JUNE 18. - Reached Thanna at nine A.M. and came to a halt in a shady
spot outside the village. There was an old serai about half a mile
off, but it was full of merchants and their belongings, and savoured
so strongly of fleas and dirt, that we gave it up as impracticable.
This was the first instance of our finding no shelter; and, as ill
luck would have it, our tents took the opportunity of pitching
themselves on the road, a number of coolies broke down, and one
abandoned our property and took himself off altogether. Under these
interesting circumstances, we were obliged to spend the day completely
AL FRESCO, and to wait patiently for breakfast until the fashionable
hour of half-past two P.M. The inhabitants took our misfortunes very
philosophically, and stopped to stare at us to their heart's content
as they went by for water, wondering, no doubt, at that restless
nature of the crazy Englishman, which drives him out of his own
country for the sole purpose, apparently, of being uncomfortable in
other people's. Our position, although at the foot of the grander
range of mountains, we found very hot, and a good deal of ingenuity
was required in order to find continued shelter from the scorching
rays of the sun. The natives here, seemed to suffer to a great extent
from goitre, and one of our coolies in particular had three enormous
swellings on his neck, horrible to look at. During the night, Rajoo
came in with the missing baggage, except two khiltas, for which no
carriage could be procured, and which he was in consequence obliged
to abandon on the road until assistance could be sent to them.
JUNE 19. - Started at daybreak from our unsatisfactory quarters, and
enjoyed some of the finest scenery we had yet encountered.

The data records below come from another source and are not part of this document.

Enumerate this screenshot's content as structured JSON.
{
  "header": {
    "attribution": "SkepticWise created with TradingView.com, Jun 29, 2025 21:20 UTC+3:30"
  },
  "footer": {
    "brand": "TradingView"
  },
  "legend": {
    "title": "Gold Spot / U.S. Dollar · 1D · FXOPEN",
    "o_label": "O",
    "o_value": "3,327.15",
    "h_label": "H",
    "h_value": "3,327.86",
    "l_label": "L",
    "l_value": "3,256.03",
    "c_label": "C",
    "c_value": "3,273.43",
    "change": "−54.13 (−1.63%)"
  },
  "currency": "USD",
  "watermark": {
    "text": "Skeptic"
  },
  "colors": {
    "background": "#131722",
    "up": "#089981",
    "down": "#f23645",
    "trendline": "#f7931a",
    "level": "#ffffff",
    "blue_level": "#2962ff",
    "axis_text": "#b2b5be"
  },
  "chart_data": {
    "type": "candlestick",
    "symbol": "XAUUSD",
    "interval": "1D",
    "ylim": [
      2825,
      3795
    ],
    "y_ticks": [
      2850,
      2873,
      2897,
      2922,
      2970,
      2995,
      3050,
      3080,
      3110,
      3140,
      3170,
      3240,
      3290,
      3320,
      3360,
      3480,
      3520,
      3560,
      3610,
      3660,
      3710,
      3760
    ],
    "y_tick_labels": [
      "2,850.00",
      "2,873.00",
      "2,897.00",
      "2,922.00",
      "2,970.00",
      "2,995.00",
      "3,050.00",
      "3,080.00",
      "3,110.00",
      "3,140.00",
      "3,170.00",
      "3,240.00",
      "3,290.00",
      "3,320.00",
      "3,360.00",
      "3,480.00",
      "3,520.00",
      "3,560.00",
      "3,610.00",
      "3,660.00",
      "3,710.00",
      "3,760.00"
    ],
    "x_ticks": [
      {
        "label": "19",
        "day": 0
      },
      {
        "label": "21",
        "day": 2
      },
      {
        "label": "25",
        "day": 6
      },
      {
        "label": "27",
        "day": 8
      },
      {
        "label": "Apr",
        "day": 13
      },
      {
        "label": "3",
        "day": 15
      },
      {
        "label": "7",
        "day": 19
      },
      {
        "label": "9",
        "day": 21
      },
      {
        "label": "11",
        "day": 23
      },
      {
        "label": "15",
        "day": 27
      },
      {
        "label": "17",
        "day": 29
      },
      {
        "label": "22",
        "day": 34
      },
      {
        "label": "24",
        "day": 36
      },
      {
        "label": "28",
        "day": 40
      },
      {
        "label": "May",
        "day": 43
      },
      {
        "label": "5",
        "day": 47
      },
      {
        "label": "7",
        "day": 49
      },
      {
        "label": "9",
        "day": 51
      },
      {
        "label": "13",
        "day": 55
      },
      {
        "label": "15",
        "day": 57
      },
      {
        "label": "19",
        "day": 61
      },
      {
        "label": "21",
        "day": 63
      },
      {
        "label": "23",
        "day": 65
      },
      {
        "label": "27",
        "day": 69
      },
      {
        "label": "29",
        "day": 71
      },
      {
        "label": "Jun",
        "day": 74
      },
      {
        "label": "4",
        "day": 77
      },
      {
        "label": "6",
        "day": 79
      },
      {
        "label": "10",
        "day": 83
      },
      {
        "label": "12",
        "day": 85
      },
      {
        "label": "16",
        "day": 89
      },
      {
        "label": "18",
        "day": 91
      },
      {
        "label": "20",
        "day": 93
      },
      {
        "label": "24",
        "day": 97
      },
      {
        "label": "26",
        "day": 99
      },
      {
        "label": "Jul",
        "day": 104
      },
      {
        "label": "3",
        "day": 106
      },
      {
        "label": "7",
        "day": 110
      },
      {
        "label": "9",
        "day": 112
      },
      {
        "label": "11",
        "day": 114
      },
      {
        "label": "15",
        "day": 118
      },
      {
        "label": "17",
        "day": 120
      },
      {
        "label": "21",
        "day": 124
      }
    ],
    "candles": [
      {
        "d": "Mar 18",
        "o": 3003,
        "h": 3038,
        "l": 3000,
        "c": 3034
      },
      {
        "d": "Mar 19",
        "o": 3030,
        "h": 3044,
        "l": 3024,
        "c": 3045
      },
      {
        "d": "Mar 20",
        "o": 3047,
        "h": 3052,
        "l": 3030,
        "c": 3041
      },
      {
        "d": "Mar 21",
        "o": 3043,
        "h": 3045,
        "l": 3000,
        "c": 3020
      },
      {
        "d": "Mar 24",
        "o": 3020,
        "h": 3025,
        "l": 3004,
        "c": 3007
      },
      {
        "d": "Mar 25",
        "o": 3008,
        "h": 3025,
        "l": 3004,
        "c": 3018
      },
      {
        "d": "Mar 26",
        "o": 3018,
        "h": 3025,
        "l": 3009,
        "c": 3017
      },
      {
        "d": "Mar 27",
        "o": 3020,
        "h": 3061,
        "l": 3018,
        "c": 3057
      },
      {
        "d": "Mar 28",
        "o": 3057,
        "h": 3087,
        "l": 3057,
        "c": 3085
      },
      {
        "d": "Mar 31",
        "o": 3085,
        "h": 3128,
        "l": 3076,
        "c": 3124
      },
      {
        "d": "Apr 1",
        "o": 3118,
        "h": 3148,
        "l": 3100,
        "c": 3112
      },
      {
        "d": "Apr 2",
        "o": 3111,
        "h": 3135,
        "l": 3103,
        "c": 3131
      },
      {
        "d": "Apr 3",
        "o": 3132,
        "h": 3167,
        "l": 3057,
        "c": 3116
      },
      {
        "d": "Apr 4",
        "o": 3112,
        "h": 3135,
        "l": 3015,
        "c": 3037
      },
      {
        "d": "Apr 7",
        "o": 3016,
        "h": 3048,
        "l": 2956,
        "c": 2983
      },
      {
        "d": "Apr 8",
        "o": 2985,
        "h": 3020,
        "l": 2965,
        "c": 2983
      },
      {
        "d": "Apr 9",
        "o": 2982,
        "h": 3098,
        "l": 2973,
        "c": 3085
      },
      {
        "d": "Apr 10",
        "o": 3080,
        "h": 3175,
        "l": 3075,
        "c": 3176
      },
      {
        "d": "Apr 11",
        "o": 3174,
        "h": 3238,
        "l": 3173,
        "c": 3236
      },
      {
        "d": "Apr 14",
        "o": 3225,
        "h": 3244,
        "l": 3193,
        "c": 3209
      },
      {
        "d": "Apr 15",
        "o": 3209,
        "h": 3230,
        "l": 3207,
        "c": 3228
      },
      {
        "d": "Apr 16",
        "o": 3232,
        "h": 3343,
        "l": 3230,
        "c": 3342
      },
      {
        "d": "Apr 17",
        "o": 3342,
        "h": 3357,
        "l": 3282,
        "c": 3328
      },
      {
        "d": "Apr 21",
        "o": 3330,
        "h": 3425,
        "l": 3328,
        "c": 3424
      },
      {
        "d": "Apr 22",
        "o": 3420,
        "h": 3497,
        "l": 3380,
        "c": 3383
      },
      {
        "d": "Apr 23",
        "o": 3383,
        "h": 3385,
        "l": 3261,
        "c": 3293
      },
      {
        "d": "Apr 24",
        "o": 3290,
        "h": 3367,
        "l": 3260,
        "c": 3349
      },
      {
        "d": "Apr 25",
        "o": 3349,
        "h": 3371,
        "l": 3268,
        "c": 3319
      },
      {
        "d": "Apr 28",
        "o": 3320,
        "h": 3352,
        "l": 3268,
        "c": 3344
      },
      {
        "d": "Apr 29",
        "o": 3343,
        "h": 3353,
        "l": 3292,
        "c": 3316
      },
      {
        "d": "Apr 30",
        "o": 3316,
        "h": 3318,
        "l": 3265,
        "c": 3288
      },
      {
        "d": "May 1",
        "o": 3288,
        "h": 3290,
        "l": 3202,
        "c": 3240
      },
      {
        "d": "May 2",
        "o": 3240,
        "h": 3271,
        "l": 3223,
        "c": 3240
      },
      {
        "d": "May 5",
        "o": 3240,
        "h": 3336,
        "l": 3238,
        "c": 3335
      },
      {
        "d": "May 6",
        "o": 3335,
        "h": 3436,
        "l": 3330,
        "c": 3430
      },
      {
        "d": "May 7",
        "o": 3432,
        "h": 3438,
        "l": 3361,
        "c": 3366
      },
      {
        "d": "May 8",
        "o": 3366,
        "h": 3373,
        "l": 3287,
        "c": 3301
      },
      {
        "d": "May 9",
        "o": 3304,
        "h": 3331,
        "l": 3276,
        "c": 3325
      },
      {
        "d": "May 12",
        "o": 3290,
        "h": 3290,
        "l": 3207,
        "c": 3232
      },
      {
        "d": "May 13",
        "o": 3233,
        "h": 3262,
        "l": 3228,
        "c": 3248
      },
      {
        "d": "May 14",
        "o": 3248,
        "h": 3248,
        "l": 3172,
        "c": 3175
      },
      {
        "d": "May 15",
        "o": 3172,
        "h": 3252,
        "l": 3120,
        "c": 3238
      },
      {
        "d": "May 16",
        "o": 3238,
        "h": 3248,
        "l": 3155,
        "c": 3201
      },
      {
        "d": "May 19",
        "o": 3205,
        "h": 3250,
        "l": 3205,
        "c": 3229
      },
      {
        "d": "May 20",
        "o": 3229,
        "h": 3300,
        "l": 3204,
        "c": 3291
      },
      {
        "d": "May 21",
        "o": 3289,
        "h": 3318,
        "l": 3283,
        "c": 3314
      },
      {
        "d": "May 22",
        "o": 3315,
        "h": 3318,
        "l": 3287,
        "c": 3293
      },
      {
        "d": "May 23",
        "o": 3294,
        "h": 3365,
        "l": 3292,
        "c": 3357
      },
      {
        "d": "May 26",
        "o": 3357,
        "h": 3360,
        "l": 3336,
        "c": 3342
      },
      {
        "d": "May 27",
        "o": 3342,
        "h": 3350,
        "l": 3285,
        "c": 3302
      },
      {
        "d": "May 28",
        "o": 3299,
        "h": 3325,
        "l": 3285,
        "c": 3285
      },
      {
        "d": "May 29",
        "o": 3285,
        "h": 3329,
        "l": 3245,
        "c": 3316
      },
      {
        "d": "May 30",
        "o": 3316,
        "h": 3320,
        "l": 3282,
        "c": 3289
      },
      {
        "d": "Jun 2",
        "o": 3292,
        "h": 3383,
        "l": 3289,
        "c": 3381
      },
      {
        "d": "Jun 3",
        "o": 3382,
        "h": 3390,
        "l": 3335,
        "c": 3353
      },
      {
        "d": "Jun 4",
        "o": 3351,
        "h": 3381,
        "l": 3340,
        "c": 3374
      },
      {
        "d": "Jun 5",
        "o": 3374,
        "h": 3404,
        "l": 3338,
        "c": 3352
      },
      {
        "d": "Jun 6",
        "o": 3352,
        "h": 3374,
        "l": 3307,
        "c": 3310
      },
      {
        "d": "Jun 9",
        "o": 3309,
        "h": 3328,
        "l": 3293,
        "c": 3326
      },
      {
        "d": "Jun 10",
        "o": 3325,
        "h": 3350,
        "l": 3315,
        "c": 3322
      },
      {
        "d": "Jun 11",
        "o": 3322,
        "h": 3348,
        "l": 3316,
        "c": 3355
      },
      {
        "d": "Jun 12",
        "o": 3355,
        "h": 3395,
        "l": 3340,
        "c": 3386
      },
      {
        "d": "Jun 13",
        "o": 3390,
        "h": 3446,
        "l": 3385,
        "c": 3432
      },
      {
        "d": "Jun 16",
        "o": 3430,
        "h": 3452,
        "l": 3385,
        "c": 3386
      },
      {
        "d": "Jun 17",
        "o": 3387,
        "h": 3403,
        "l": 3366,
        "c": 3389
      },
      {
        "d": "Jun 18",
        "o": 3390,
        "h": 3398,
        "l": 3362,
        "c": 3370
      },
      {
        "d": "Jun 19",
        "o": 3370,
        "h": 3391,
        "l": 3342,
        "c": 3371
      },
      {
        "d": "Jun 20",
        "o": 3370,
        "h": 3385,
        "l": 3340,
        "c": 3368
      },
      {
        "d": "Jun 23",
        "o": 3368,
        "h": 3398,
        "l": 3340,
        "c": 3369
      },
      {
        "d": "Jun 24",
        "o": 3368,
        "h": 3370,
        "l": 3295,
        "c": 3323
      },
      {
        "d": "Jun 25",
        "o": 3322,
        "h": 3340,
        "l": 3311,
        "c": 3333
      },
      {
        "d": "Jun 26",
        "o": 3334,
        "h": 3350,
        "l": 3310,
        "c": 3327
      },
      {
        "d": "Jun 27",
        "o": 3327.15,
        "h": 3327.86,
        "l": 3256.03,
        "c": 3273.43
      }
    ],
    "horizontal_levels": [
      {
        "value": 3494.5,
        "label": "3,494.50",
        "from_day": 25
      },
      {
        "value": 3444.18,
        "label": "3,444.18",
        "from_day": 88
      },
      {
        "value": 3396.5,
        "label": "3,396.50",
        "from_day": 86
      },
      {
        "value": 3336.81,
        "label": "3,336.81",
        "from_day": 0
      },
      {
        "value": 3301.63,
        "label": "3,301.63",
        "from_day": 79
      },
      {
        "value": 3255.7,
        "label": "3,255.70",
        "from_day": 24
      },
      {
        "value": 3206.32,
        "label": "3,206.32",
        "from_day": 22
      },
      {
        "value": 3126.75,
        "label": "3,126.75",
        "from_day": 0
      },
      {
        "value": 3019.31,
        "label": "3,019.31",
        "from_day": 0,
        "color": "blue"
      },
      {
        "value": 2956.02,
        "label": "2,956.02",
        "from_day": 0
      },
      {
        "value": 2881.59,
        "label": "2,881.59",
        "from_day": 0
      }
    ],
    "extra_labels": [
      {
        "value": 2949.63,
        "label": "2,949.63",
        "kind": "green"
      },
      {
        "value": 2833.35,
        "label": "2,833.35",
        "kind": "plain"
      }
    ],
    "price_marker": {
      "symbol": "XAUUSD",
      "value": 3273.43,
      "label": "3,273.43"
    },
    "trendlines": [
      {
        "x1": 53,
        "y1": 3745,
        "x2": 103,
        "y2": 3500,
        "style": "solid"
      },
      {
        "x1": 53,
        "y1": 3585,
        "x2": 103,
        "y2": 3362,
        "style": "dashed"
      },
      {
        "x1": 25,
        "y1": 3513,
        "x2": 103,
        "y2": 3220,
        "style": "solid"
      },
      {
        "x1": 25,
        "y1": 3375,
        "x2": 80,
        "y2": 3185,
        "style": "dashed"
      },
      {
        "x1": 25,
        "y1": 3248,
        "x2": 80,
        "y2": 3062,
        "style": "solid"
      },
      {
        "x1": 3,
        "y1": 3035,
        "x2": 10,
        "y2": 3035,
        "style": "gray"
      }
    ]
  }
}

The road
ascended pretty sharply into what might be called the REAL mountains,
and finding our spirits rise with the ground, we abandoned our ponies
and resolved to perform the remainder of our wanderings on foot. As we
reached the summit of our first ascent, and our range of view enlarged,
mountain upon mountain rose before us, richly clothed with forest
trees; while, overtopping all, peeped up the glistening summits of
the snowy range, everything around seems cool and pleasant, in spite
of the hot sun's rays, which still poured down upon us.